Oh I am so stupid....  ::   To make a long story short, I need to have a bank card sent to me in Minsk....  
But I can't work out the post code (zip code in US English) of this flat where I am staying. Please can someone help? *The address is улица козлова 2-19 in Minsk, and it is in the**  Советский район.* 
The reason I can't check is because I don't know how to say post code in Russian, and I also don't know how to find a post code checker online. It would take me over half an hour to find out for sure, probably. But someone who speaks Russian can probably find it in a couple of minutes.   
Really grateful for help!

----------


## BappaBa

> I don't know how to say post code in Russian

 Почт*о*вый *и*ндекс  Индексы Минска, почтовые отделения в Минске, отделения связи в столице Беларуси 
Если я не ошибся, то почтовый индекс улицы Козлова дом 2 *- 220005 * upd: http://www.belindex.ru/5/c1.html#M10

----------


## Hanna

Thank you soooooo much! 
Actually I thought people were getting fed up with me and my stupid questions and was actually starting to research it myself. I had almost found it!  ::  But u beat me to it!

----------


## Eric C.

Actually, you should just have googled something like "post codes in Minsk, Kozlova" on your cell phone, that should have given you the right one for sure. 
But take the point that your question is not actually stupid at all if you ask people on the street.
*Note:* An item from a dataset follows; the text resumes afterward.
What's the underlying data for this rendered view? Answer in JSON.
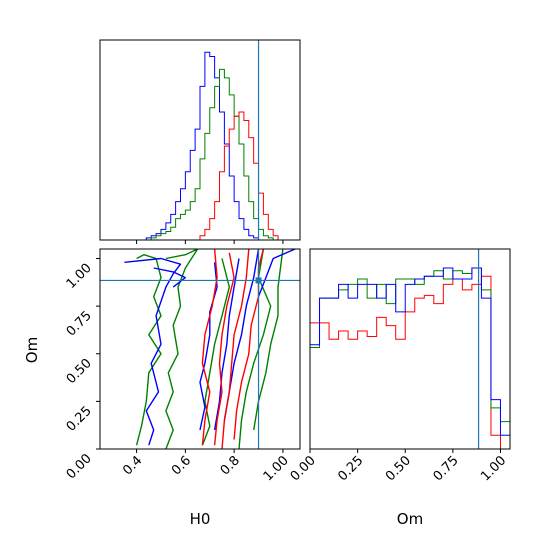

I bet 9 out of 10 would have no idea on that if were just asked, for such services have become quite unpopular in nowaday communication.

----------


## Hanna

This is Minsk, Belarus - not Minsk, Texas  ::

----------


## Eric C.

> This is Minsk, Belarus - not Minsk, Texas

 Well, this is obviously irony, but which of the two? I'll assume it's that people of the country you're staying in prefer "traditional" mail services rather than e-mail or something due to general problems with Internet connection. I hope you don't mind.  ::

----------